Nothing fattens up code like a code donut. Tasty and sweet they satisfy your feature needs temporarily but leave you wanting more and more and more. They also turn your lean runner’s body into something better suited to “Sweating to the Oldies”.
I’ve used the term code donut for a while to describe a certain kind of feature request: the kind that moves you sideways from where you want to go (or sometimes backwards). When a company has a well defined need for something of moderate size, it’s very common to build something stopgap that takes care of the “low-hanging fruit” without solving the whole problem. These kinds of solutions are frequently both necessary and useful since the ideal solution may be to complex to build all at once. These aren’t code donuts, but they are the precursors to code donuts. The code donut is the small well defined improvement to the initial temporary solution that comes as a follow up (and the one after that, and the one after that, and so on). Developers often like these little additions because they are well defined and straightforward. Small simple projects are fun since you get that nice sense of completion. The problem is that all of the little changes that come after the interim solution usually do nothing to move you towards what you really need, they just fatten up the current solution and often other parts of your code as well.
Companies build on top of these interim solutions for a few different reasons. Sometimes the temporary solution just doesn’t do the job. Continuing to build off of a poor solution that doesn’t do the job is almost certainly a case of spending good money to try to recover bad. The idea of the temporary solution was that half a solution was good enough, if that’s not the case it probably never will be. Another reason for these small enhancements is that the temporary solution does what it’s supposed to and people are using it and finding other things it needs to do. This is the bigger and more insidious case. It means that people and processes are going to adapt themselves to the temporary solution which virtually guarantees that it will be anything but temporary. When these changes move gradually and inexorably towards the desired solution they are all great things. When they don’t they are probably code donuts making you fatter and not really taking you where you need to go. The demand for more is an indication that the problem is an important one. It’s an indication that spending the time and energy to get what you need is a good idea.
I recently had a contract with a company that had been code donuting itself to death for a long time. They had a large system that amounted to little more than glorified email, but they had managed to intertwine themselves with it from a data, code and process standpoint to a degree that made it difficult to consider the many superior alternatives that could have made their jobs easier. No one wanted the system any more, but neither could they find their way out from under it. The code was one thing, but even more challenging was the way people had become dependent on it. Any alternative would be framed in terms of the current system, funneling conversation down a narrow and deep hole and keeping people from understanding that there are other ways of doing things.

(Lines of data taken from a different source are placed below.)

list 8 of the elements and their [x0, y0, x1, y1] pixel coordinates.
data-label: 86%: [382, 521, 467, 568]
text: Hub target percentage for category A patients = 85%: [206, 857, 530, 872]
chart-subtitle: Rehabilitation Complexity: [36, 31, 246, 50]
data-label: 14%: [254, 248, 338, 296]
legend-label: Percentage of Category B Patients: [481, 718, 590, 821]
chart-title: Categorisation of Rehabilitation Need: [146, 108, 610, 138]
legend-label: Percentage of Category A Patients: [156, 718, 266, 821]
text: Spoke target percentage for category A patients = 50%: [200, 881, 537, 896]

Agile processes are highly vulnerable to code donuts. The nature of the short development cycle and the near term prioritization encourage finding the best solution for now and then expanding on it. Several agilists I know have even challenged the legitimacy of the notion, apparently subsumed in their belief that as long as the code is well factored the short term decision is always the right one. Unfortunately I’ve seen too many broken systems fashioned gradually around a temporary solution to believe that weak dogma.

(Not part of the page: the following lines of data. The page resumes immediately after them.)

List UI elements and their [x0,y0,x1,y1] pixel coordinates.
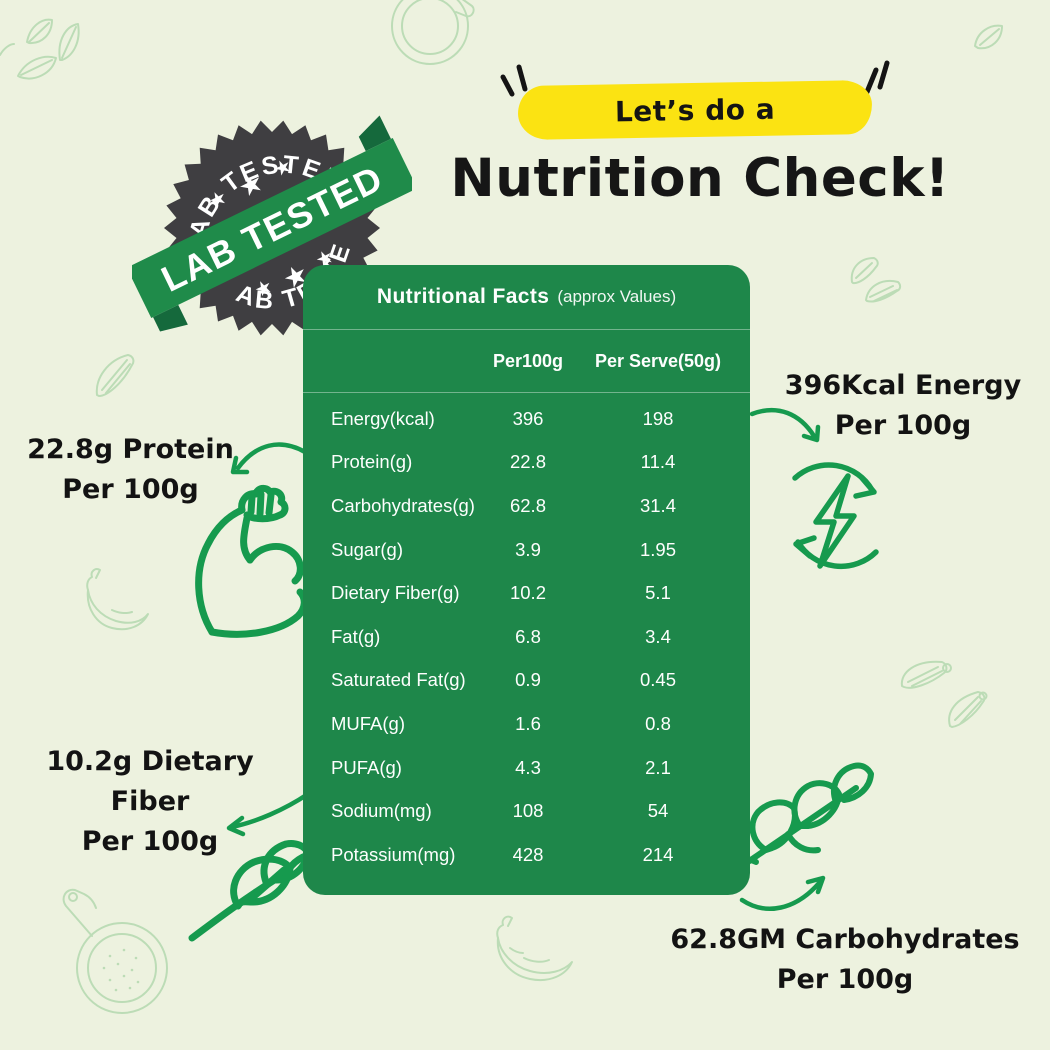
table-row: Dietary Fiber(g) 10.2 5.1 [331,582,671,604]
table-row: Protein(g) 22.8 11.4 [331,451,676,473]
callout-carbs-line2: Per 100g [776,964,914,995]
table-row: MUFA(g) 1.6 0.8 [331,712,671,734]
callout-fiber-line1: 10.2g Dietary Fiber [46,746,254,817]
arrow-energy [749,407,821,443]
chili-bottom-icon [496,915,573,981]
table-row: Fat(g) 6.8 3.4 [331,625,671,647]
wheat-branch-icon [731,762,874,869]
callout-carbs-line1: 62.8GM Carbohydrates [670,924,1020,955]
arrow-protein [230,442,308,475]
eyebrow-highlight: Let’s do a [517,79,873,141]
table-row: Sodium(mg) 108 54 [331,800,669,822]
callout-fiber-line2: Per 100g [81,826,219,857]
leaf-top-right-icon [974,24,1003,50]
table-row: Sugar(g) 3.9 1.95 [331,538,676,560]
callout-protein-line1: 22.8g Protein [27,434,234,465]
column-header-per-serve: Per Serve(50g) [594,350,722,371]
basil-sprig-icon [188,840,320,942]
table-row: PUFA(g) 4.3 2.1 [331,756,671,778]
callout-fiber: 10.2g Dietary Fiber Per 100g [5,742,295,862]
table-row: Energy(kcal) 396 198 [331,407,674,429]
bicep-arm-icon [195,484,308,638]
mortar-cup-icon [391,0,475,65]
table-column-headers: Per100g Per Serve(50g) [303,330,750,393]
callout-energy-line2: Per 100g [834,410,972,441]
energy-bolt-icon [792,462,879,570]
callout-protein: 22.8g Protein Per 100g [8,430,253,510]
leaves-top-left-icon [0,18,80,80]
nutrition-facts-table: Nutritional Facts (approx Values) Per100… [303,265,750,895]
emphasis-marks-icon [500,60,890,97]
table-row: Potassium(mg) 428 214 [331,843,674,865]
table-row: Carbohydrates(g) 62.8 31.4 [331,494,676,516]
page-title: Nutrition Check! [450,148,950,209]
callout-energy: 396Kcal Energy Per 100g [770,366,1036,446]
arrow-carbs [739,875,826,911]
table-subtitle: (approx Values) [557,287,677,306]
table-rows: Energy(kcal) 396 198 Protein(g) 22.8 11.… [303,393,750,877]
table-row: Saturated Fat(g) 0.9 0.45 [331,669,676,691]
callout-protein-line2: Per 100g [62,474,199,505]
callout-energy-line1: 396Kcal Energy [784,370,1022,401]
table-title-row: Nutritional Facts (approx Values) [303,265,750,330]
column-header-per100g: Per100g [492,350,564,371]
chili-left-icon [86,568,149,631]
arrow-fiber [226,791,311,837]
cardamom-pods-right-mid-icon [900,660,988,728]
callout-carbs: 62.8GM Carbohydrates Per 100g [655,920,1035,1000]
table-title: Nutritional Facts [376,285,550,308]
pan-icon [62,888,168,1014]
cardamom-pod-left-icon [95,354,135,397]
eyebrow-label: Let’s do a [614,92,776,128]
cardamom-pods-right-top-icon [850,257,902,303]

Some of the ways you can avoid code donuts are:
- Craft interim solutions that are part of an ideal solution rather than instead of and ideal solution. This is hard and not always possible, but look for ways to do it. It’s the single best approach you can take.
- As soon as an interim alternative starts to become critical to your internal processes invest in the preferred solution.
- Leave interim internal solutions unpolished. Strange as this sounds, if you believe something is temporary then making it feel that way keeps people from getting too attached. It also saves development time. Quality fanatics feel free to fax me a copy of your hand so I can slap myself silly with it.
- Avoid integrating interim solutions. When they stand alone they are easier to replace and they don’t pollute the rest of the code stream.
- If you really have no plans to do “the right thing” then acknowledge that and do the closest thing you can. Sometimes what you want is beyond your reach. In these cases you need to stop acting like the temporary solution is temporary and recognize that it is a real product, giving it the care and attention it deserves and not just a long running series of code donuts.
If you fail to follow these simple dietary suggestions, be prepared to fight a long and running battle with bloat.